The top two talks I attended were BYO-Disaster: Corporate Wireless Still Sucks by James Snodgrass and Josh Hoover and the DNS May Be Hazardous To Your Health by Robert Stucke.  There were plenty of great talks, but those were the best for me.

The BYOD talk covered a range of exploits to get a mobile device to think it is connected to a corporate network.  From there, the rogue access point hits the user with a prompt and the user is guaranteed to enter their credentials.  The technical exploits were interesting and the social engineering was impressive.  In short, mobile devices will accept an authentication success to a wireless network even if authentication attempts hadn’t been attempted.  Most users probably wouldn’t even check their wireless settings in my opinion.  Those that do (like me) would probably just assume it was a proxy glitch or something and enter credentials at the prompt.

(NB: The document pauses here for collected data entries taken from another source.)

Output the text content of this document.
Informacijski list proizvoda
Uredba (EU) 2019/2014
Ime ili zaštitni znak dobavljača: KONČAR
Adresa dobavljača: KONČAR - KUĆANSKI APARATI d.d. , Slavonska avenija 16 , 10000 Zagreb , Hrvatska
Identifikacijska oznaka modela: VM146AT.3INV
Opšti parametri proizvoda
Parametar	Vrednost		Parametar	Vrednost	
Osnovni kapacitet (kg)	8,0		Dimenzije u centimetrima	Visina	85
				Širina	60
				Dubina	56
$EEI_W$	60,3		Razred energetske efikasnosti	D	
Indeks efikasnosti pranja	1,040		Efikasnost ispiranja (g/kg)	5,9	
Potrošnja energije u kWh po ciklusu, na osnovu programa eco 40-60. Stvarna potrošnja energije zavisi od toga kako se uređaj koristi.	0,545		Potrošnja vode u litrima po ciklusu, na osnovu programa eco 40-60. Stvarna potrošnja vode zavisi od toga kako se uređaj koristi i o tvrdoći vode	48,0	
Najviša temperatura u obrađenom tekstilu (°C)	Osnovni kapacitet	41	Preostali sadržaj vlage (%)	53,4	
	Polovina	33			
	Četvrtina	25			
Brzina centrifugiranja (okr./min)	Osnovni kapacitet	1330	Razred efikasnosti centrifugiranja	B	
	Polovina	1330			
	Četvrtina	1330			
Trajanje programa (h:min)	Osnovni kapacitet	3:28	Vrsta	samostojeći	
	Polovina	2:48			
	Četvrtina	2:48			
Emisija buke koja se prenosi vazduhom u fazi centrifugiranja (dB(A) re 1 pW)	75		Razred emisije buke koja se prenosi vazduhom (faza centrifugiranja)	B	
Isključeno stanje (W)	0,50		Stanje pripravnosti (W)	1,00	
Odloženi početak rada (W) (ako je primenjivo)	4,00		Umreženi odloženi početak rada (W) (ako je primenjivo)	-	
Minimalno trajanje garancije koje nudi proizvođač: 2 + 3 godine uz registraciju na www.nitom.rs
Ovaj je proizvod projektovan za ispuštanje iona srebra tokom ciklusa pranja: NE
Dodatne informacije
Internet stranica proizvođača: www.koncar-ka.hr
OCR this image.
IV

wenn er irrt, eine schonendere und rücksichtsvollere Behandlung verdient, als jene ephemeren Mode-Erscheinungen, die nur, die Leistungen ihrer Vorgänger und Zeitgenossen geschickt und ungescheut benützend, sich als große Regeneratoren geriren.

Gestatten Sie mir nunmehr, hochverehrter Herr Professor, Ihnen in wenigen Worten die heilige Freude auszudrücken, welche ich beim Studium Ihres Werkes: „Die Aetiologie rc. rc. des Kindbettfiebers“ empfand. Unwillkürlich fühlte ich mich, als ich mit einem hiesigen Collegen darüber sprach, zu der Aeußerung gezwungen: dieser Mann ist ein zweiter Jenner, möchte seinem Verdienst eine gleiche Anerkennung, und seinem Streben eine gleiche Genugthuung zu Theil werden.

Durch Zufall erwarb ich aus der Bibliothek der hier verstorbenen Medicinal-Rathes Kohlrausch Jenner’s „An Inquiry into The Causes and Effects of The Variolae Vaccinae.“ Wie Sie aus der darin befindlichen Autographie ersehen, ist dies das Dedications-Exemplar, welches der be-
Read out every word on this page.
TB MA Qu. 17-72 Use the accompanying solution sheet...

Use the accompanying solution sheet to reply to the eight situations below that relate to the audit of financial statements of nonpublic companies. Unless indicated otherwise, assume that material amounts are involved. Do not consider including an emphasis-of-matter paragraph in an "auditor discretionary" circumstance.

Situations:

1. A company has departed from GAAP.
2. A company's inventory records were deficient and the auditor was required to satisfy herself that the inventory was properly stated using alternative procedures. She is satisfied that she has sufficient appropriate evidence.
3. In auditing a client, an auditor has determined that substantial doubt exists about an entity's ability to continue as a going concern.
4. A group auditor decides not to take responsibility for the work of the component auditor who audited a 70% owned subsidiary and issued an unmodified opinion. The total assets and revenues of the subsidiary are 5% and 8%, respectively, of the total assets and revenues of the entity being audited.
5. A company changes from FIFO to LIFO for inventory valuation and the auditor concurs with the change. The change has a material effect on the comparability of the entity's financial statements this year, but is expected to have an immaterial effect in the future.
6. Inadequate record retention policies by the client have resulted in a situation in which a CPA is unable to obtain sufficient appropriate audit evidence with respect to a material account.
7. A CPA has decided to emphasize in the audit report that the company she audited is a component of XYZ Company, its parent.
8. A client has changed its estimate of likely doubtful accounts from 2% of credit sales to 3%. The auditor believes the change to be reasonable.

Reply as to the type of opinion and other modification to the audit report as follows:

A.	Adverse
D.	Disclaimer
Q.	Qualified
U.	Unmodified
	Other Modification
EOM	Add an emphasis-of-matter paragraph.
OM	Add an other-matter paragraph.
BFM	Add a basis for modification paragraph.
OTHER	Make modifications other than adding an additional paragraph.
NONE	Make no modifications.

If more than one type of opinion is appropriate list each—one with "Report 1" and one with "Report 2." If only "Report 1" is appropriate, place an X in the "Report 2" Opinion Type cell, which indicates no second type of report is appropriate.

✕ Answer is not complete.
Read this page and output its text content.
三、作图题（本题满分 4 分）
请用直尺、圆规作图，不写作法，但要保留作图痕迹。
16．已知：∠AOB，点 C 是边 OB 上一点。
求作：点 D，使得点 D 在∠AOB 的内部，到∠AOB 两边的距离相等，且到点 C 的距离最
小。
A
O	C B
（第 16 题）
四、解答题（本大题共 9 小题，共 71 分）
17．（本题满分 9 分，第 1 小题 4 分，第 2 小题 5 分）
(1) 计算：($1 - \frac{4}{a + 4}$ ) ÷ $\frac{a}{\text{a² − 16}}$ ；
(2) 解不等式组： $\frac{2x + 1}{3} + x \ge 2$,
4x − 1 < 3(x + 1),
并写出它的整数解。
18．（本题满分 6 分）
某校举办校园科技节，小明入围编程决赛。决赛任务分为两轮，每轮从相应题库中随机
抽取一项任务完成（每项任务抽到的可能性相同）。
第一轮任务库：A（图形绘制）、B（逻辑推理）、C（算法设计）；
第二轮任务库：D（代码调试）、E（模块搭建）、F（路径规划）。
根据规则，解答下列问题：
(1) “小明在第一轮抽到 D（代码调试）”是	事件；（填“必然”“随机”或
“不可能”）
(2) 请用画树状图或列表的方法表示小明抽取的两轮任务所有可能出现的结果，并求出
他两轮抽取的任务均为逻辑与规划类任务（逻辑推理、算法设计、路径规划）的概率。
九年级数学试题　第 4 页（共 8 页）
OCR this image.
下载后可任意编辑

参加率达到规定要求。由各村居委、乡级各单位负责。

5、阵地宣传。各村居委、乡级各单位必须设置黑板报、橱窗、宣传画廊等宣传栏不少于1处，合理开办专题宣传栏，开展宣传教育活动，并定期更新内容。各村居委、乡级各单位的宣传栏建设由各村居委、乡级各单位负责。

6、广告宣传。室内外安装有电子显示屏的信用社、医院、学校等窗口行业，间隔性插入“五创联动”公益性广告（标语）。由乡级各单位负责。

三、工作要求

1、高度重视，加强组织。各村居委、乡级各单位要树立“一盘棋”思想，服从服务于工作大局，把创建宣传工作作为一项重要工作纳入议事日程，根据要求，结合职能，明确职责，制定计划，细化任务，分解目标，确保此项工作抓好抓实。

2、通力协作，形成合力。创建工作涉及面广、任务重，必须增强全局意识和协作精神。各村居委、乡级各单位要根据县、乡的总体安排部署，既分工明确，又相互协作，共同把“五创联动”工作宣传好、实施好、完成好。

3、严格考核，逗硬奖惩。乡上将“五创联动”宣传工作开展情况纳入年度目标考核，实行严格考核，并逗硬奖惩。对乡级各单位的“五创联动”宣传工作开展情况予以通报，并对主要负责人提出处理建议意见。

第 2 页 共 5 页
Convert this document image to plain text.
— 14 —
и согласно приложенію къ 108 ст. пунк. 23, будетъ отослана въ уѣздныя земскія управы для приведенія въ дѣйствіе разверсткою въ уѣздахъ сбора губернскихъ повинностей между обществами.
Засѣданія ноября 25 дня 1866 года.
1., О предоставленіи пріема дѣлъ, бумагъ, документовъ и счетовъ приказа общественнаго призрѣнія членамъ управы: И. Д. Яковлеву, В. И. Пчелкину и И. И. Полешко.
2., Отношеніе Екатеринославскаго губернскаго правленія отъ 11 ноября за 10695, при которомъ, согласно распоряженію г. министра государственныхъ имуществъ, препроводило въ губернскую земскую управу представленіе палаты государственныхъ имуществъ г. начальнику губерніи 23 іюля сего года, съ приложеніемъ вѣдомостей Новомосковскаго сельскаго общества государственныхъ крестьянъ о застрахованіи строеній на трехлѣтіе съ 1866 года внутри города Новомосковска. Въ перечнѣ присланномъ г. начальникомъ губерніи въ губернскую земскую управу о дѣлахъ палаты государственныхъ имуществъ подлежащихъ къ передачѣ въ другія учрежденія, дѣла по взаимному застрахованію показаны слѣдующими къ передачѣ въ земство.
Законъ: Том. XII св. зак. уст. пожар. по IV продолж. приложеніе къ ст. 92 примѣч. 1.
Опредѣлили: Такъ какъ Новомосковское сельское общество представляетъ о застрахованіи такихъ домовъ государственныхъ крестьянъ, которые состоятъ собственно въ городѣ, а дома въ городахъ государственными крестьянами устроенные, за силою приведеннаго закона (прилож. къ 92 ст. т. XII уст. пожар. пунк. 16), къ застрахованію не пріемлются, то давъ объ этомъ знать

The second talk on DNS was all around amazing.  The presenter had a couple crazy DNS tricks.  First Robert covered DNS bit-flipping.  He registered domains that were off by a single bit from a target and captured traffic.  In his study, Google was the target and he managed to capture some traffic.  I couldn’t find any indication of this in my environment though.  Given the industrial nature, I was rather surprised.  The second part of his DNS study was registering improperly resolved network objects.  So for instance, a machine trying to find wpad for proxy settings should ask for wpad.domain.com.  An improperly configured machine may continue up the chain and ask for wpad.com.  His example organization was Accenture.  I can confirm that.  The final DNS game was registering old command and control servers to see if the botnets were still active.  He found the botnets were still active and speculates an attacker could register the old domains to gain control of the botnets.